Exploring heat transfer in freezing supercooled water droplet through high-speed infrared thermography
Hassan Abbas Khawaja, Samaneh Keshavarzi, Adeel Yousuf, Manaf Muhammed, Muhammad S. Virk, Derek Harvey, Gelareh Momen
Abstract
This study explores the intricate heat transfer dynamics and thermographic patterns during the phase change from supercooled liquid water to ice. Using high-resolution, high-speed infrared thermography, real-time temperature data were captured during the freezing process. The resulting temperature profiles reveal critical insights into the freezing dynamics, particularly highlighting the rapid phenomena of recalescence in supercooled conditions. Notably, this study represents the first time recalescence, a rapid and previously elusive phenomenon, captured and documented in the scientific literature. Additionally, a mathematical model is developed to describe the recalescence phase on macro scale. These findings have practical relevance for various industries, aiding in the design of more efficient anti−/de-icing technologies, refrigeration systems, weather prediction models, and cryopreservation techniques.

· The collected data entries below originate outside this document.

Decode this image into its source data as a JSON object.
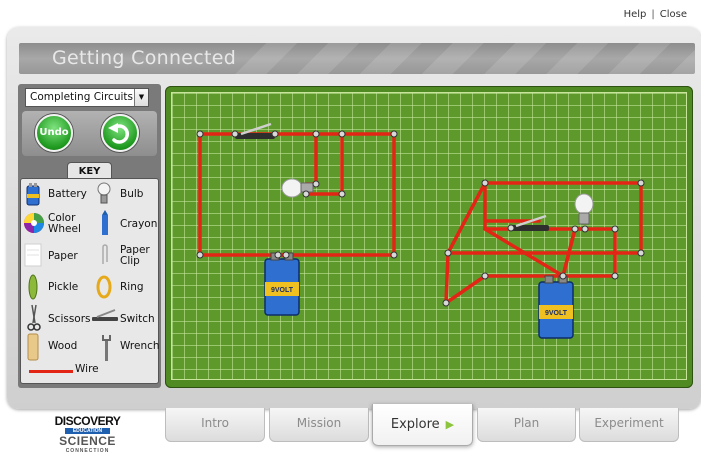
{
  "toplinks": {
    "help": "Help",
    "separator": "|",
    "close": "Close"
  },
  "title": "Getting Connected",
  "activity_select": {
    "value": "Completing Circuits"
  },
  "buttons": {
    "undo": "Undo",
    "reset_icon": "reset-arrow-icon"
  },
  "key": {
    "title": "KEY",
    "items": [
      {
        "label": "Battery",
        "icon": "battery-icon"
      },
      {
        "label": "Bulb",
        "icon": "bulb-icon"
      },
      {
        "label": "Color Wheel",
        "icon": "color-wheel-icon"
      },
      {
        "label": "Crayon",
        "icon": "crayon-icon"
      },
      {
        "label": "Paper",
        "icon": "paper-icon"
      },
      {
        "label": "Paper Clip",
        "icon": "paper-clip-icon"
      },
      {
        "label": "Pickle",
        "icon": "pickle-icon"
      },
      {
        "label": "Ring",
        "icon": "ring-icon"
      },
      {
        "label": "Scissors",
        "icon": "scissors-icon"
      },
      {
        "label": "Switch",
        "icon": "switch-icon"
      },
      {
        "label": "Wood",
        "icon": "wood-icon"
      },
      {
        "label": "Wrench",
        "icon": "wrench-icon"
      }
    ],
    "wire": {
      "label": "Wire",
      "icon": "wire-icon"
    }
  },
  "board": {
    "battery_label": "9VOLT",
    "colors": {
      "wire": "#e32515",
      "grid": "#5d9a2b",
      "board": "#4f8a22"
    }
  },
  "tabs": [
    {
      "label": "Intro",
      "active": false
    },
    {
      "label": "Mission",
      "active": false
    },
    {
      "label": "Explore",
      "active": true
    },
    {
      "label": "Plan",
      "active": false
    },
    {
      "label": "Experiment",
      "active": false
    }
  ],
  "logo": {
    "line1": "DISCOVERY",
    "line2": "EDUCATION",
    "line3": "SCIENCE",
    "line4": "CONNECTION"
  }
}
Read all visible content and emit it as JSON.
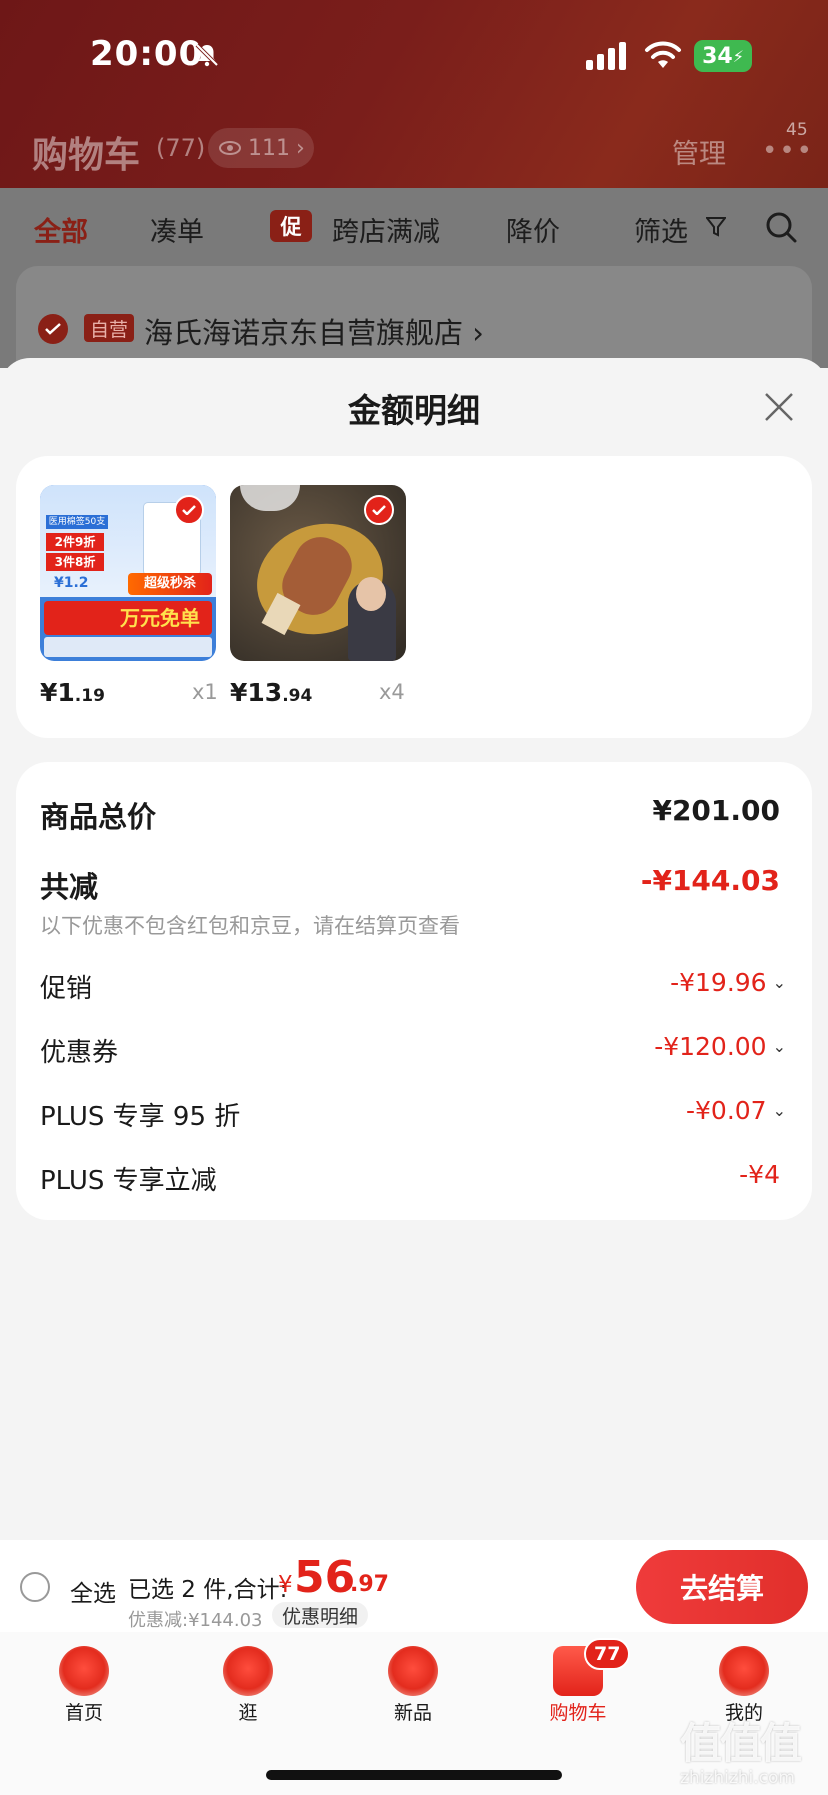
{
  "status_bar": {
    "time": "20:00",
    "battery": "34"
  },
  "header": {
    "title": "购物车",
    "count": "(77)",
    "views": "111",
    "manage": "管理",
    "more_badge": "45"
  },
  "filter_tabs": [
    {
      "label": "全部"
    },
    {
      "label": "凑单"
    },
    {
      "tag": "促",
      "label": "跨店满减"
    },
    {
      "label": "降价"
    },
    {
      "label": "筛选"
    }
  ],
  "store": {
    "tag": "自营",
    "name": "海氏海诺京东自营旗舰店"
  },
  "sheet": {
    "title": "金额明细",
    "products": [
      {
        "price_int": "¥1",
        "price_dec": ".19",
        "qty": "x1",
        "thumb_text": [
          "医用棉签50支",
          "2件9折",
          "3件8折",
          "¥1.2",
          "超级秒杀",
          "万元免单"
        ]
      },
      {
        "price_int": "¥13",
        "price_dec": ".94",
        "qty": "x4"
      }
    ],
    "summary": {
      "total_label": "商品总价",
      "total_value": "¥201.00",
      "reduce_label": "共减",
      "reduce_value": "-¥144.03",
      "note": "以下优惠不包含红包和京豆，请在结算页查看",
      "rows": [
        {
          "label": "促销",
          "value": "-¥19.96"
        },
        {
          "label": "优惠券",
          "value": "-¥120.00"
        },
        {
          "label": "PLUS 专享 95 折",
          "value": "-¥0.07"
        },
        {
          "label": "PLUS 专享立减",
          "value": "-¥4"
        }
      ]
    }
  },
  "bottom_bar": {
    "select_all": "全选",
    "selected_text": "已选 2 件,合计:",
    "currency": "¥",
    "total_int": "56",
    "total_dec": ".97",
    "discount_text": "优惠减:¥144.03",
    "detail_button": "优惠明细",
    "checkout": "去结算"
  },
  "tab_bar": {
    "items": [
      {
        "label": "首页"
      },
      {
        "label": "逛"
      },
      {
        "label": "新品"
      },
      {
        "label": "购物车"
      },
      {
        "label": "我的"
      }
    ],
    "cart_badge": "77"
  },
  "watermark": {
    "main": "值值值",
    "site": "zhizhizhi.com"
  },
  "colors": {
    "accent": "#e2231a",
    "header": "#7a1e1b",
    "sheet_bg": "#f4f4f4"
  }
}
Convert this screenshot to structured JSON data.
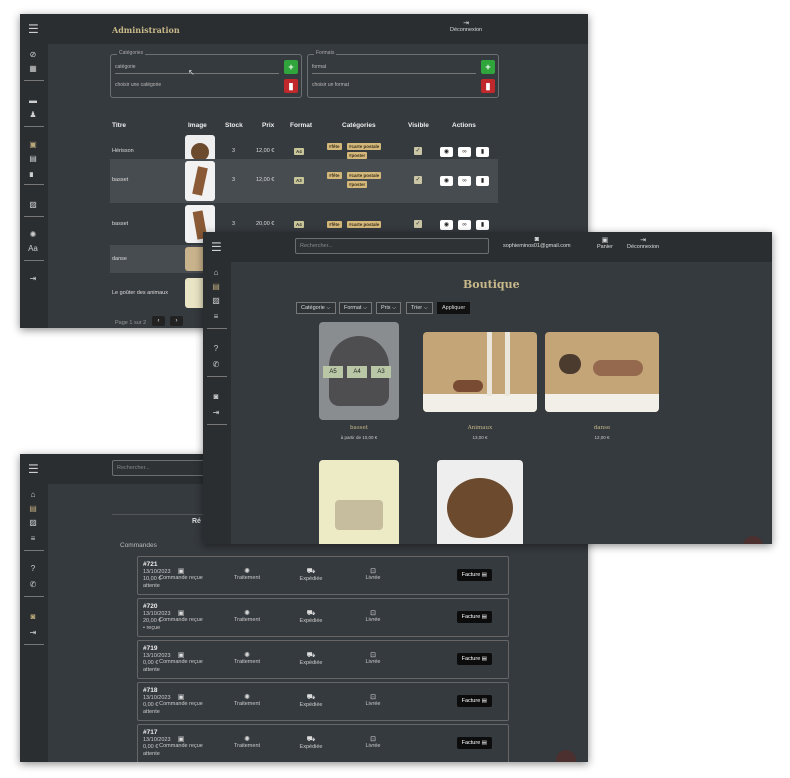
{
  "admin": {
    "title": "Administration",
    "logout_label": "Déconnexion",
    "categories": {
      "legend": "Catégories",
      "input_placeholder": "catégorie",
      "select_label": "choisir une catégorie"
    },
    "formats": {
      "legend": "Formats",
      "input_placeholder": "format",
      "select_label": "choisir un format"
    },
    "table": {
      "headers": [
        "Titre",
        "Image",
        "Stock",
        "Prix",
        "Format",
        "Catégories",
        "Visible",
        "Actions"
      ],
      "rows": [
        {
          "title": "Hérisson",
          "stock": "3",
          "price": "12,00 €",
          "format": "A4",
          "categories": [
            "#fête",
            "#carte postale",
            "#poster"
          ]
        },
        {
          "title": "basset",
          "stock": "3",
          "price": "12,00 €",
          "format": "A3",
          "categories": [
            "#fête",
            "#carte postale",
            "#poster"
          ]
        },
        {
          "title": "basset",
          "stock": "3",
          "price": "20,00 €",
          "format": "A4",
          "categories": [
            "#fête",
            "#carte postale"
          ]
        },
        {
          "title": "danse"
        },
        {
          "title": "Le goûter des animaux"
        }
      ]
    },
    "pagination_label": "Page 1 sur 2"
  },
  "shop": {
    "search_placeholder": "Rechercher...",
    "user_email": "sophieminos01@gmail.com",
    "cart_label": "Panier",
    "logout_label": "Déconnexion",
    "title": "Boutique",
    "filters": [
      "Catégorie",
      "Format",
      "Prix",
      "Trier"
    ],
    "apply_label": "Appliquer",
    "products": [
      {
        "title": "basset",
        "price": "à partir de 10,00 €",
        "formats": [
          "A5",
          "A4",
          "A3"
        ]
      },
      {
        "title": "Animaux",
        "price": "13,00 €"
      },
      {
        "title": "danse",
        "price": "12,00 €"
      }
    ]
  },
  "orders": {
    "search_placeholder": "Rechercher...",
    "section_title_partial": "Ré",
    "section_label": "Commandes",
    "steps": [
      "Commande reçue",
      "Traitement",
      "Expédiée",
      "Livrée"
    ],
    "invoice_label": "Facture",
    "items": [
      {
        "id": "#721",
        "date": "13/10/2023",
        "amount": "10,00 €",
        "status": "attente"
      },
      {
        "id": "#720",
        "date": "13/10/2023",
        "amount": "20,00 €",
        "status": "• reçue"
      },
      {
        "id": "#719",
        "date": "13/10/2023",
        "amount": "0,00 €",
        "status": "attente"
      },
      {
        "id": "#718",
        "date": "13/10/2023",
        "amount": "0,00 €",
        "status": "attente"
      },
      {
        "id": "#717",
        "date": "13/10/2023",
        "amount": "0,00 €",
        "status": "attente"
      }
    ]
  },
  "colors": {
    "bg": "#353a3e",
    "bar": "#2a2e31",
    "accent_gold": "#c8b98a",
    "add_green": "#2fa53b",
    "delete_red": "#c0282c"
  },
  "icons": [
    "menu-icon",
    "dashboard-icon",
    "users-icon",
    "cart-icon",
    "box-icon",
    "chart-icon",
    "settings-icon",
    "font-icon",
    "logout-icon",
    "home-icon",
    "image-icon",
    "list-icon",
    "help-icon",
    "phone-icon",
    "user-icon",
    "eye-icon",
    "link-icon",
    "trash-icon",
    "truck-icon",
    "check-icon",
    "file-icon"
  ]
}
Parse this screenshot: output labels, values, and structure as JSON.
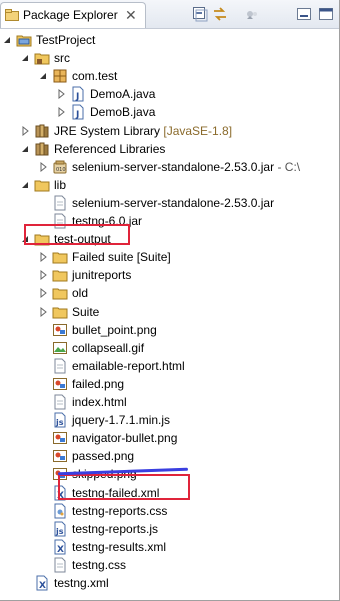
{
  "view": {
    "title": "Package Explorer",
    "close_glyph": "✕"
  },
  "toolbar": [
    "collapse-all-icon",
    "link-with-editor-icon",
    "view-menu-icon",
    "minimize-icon",
    "maximize-icon"
  ],
  "tree": [
    {
      "label": "TestProject",
      "depth": 0,
      "icon": "project-icon",
      "expanded": true
    },
    {
      "label": "src",
      "depth": 1,
      "icon": "source-folder-icon",
      "expanded": true
    },
    {
      "label": "com.test",
      "depth": 2,
      "icon": "package-icon",
      "expanded": true
    },
    {
      "label": "DemoA.java",
      "depth": 3,
      "icon": "java-file-icon",
      "expanded": false
    },
    {
      "label": "DemoB.java",
      "depth": 3,
      "icon": "java-file-icon",
      "expanded": false
    },
    {
      "label": "JRE System Library",
      "suffix": "[JavaSE-1.8]",
      "depth": 1,
      "icon": "library-icon",
      "expanded": false
    },
    {
      "label": "Referenced Libraries",
      "depth": 1,
      "icon": "library-icon",
      "expanded": true
    },
    {
      "label": "selenium-server-standalone-2.53.0.jar",
      "suffix": " - C:\\",
      "depth": 2,
      "icon": "jar-icon",
      "expanded": false
    },
    {
      "label": "lib",
      "depth": 1,
      "icon": "folder-icon",
      "expanded": true
    },
    {
      "label": "selenium-server-standalone-2.53.0.jar",
      "depth": 2,
      "icon": "file-icon",
      "expanded": null
    },
    {
      "label": "testng-6.0.jar",
      "depth": 2,
      "icon": "file-icon",
      "expanded": null
    },
    {
      "label": "test-output",
      "depth": 1,
      "icon": "folder-icon",
      "expanded": true
    },
    {
      "label": "Failed suite [Suite]",
      "depth": 2,
      "icon": "folder-icon",
      "expanded": false
    },
    {
      "label": "junitreports",
      "depth": 2,
      "icon": "folder-icon",
      "expanded": false
    },
    {
      "label": "old",
      "depth": 2,
      "icon": "folder-icon",
      "expanded": false
    },
    {
      "label": "Suite",
      "depth": 2,
      "icon": "folder-icon",
      "expanded": false
    },
    {
      "label": "bullet_point.png",
      "depth": 2,
      "icon": "image-icon",
      "expanded": null
    },
    {
      "label": "collapseall.gif",
      "depth": 2,
      "icon": "gif-icon",
      "expanded": null
    },
    {
      "label": "emailable-report.html",
      "depth": 2,
      "icon": "file-icon",
      "expanded": null
    },
    {
      "label": "failed.png",
      "depth": 2,
      "icon": "image-icon",
      "expanded": null
    },
    {
      "label": "index.html",
      "depth": 2,
      "icon": "file-icon",
      "expanded": null
    },
    {
      "label": "jquery-1.7.1.min.js",
      "depth": 2,
      "icon": "js-file-icon",
      "expanded": null
    },
    {
      "label": "navigator-bullet.png",
      "depth": 2,
      "icon": "image-icon",
      "expanded": null
    },
    {
      "label": "passed.png",
      "depth": 2,
      "icon": "image-icon",
      "expanded": null
    },
    {
      "label": "skipped.png",
      "depth": 2,
      "icon": "image-icon",
      "expanded": null
    },
    {
      "label": "testng-failed.xml",
      "depth": 2,
      "icon": "xml-file-icon",
      "expanded": null
    },
    {
      "label": "testng-reports.css",
      "depth": 2,
      "icon": "css-file-icon",
      "expanded": null
    },
    {
      "label": "testng-reports.js",
      "depth": 2,
      "icon": "js-file-icon",
      "expanded": null
    },
    {
      "label": "testng-results.xml",
      "depth": 2,
      "icon": "xml-file-icon",
      "expanded": null
    },
    {
      "label": "testng.css",
      "depth": 2,
      "icon": "file-icon",
      "expanded": null
    },
    {
      "label": "testng.xml",
      "depth": 1,
      "icon": "xml-file-icon",
      "expanded": null
    }
  ],
  "highlights": {
    "color": "#e0243a",
    "underline_color": "#3a3fe0"
  }
}
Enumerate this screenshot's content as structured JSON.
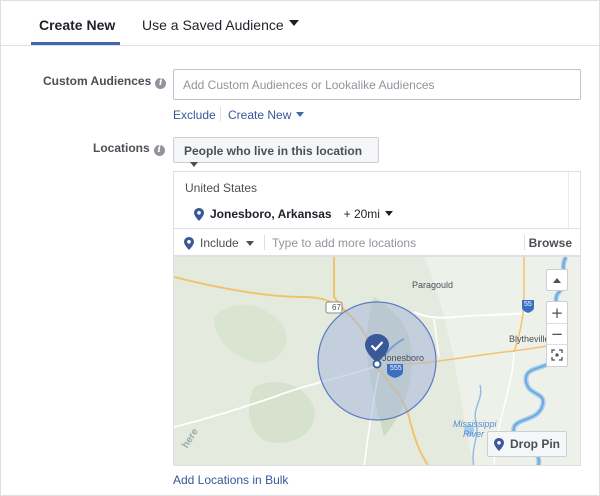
{
  "tabs": {
    "create_new": "Create New",
    "saved_audience": "Use a Saved Audience"
  },
  "custom_audiences": {
    "label": "Custom Audiences",
    "placeholder": "Add Custom Audiences or Lookalike Audiences",
    "exclude": "Exclude",
    "create_new": "Create New"
  },
  "locations": {
    "label": "Locations",
    "type_dropdown": "People who live in this location",
    "country": "United States",
    "city": "Jonesboro, Arkansas",
    "radius": "+ 20mi",
    "include": "Include",
    "search_placeholder": "Type to add more locations",
    "browse": "Browse",
    "add_bulk": "Add Locations in Bulk"
  },
  "map": {
    "labels": {
      "paragould": "Paragould",
      "jonesboro": "Jonesboro",
      "blytheville": "Blytheville",
      "mississippi": "Mississippi",
      "river": "River",
      "hwy67": "67",
      "hwy555": "555",
      "hwy55": "55",
      "here": "here"
    },
    "zoom_in": "+",
    "zoom_out": "−",
    "drop_pin": "Drop Pin"
  },
  "colors": {
    "accent": "#4267b2",
    "link": "#365899",
    "pin": "#3b5998",
    "radius_fill": "#a9b8dd"
  }
}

The study also opens new avenues for further exploration in understanding phase transitions in supercooled water. • The study presents the first-time high-speed infrared thermography capture of recalescence , a rapid and previously elusive phenomenon occurring during the freezing of supercooled water droplets. • The high-speed infrared thermography data provides crucial insights into the heat transfer mechanisms with a specific focus on the latent heat release and temperature profiles. • A mathematical model based on a sigmoid function is introduced to describe the temperature evolution during the recalescence phase, offering a macro-scale explanation of the process. • The findings have significant implications for improving anti−/de-icing technologies, refrigeration systems, weather prediction models, and cryopreservation techniques , making the results highly relevant for various industries.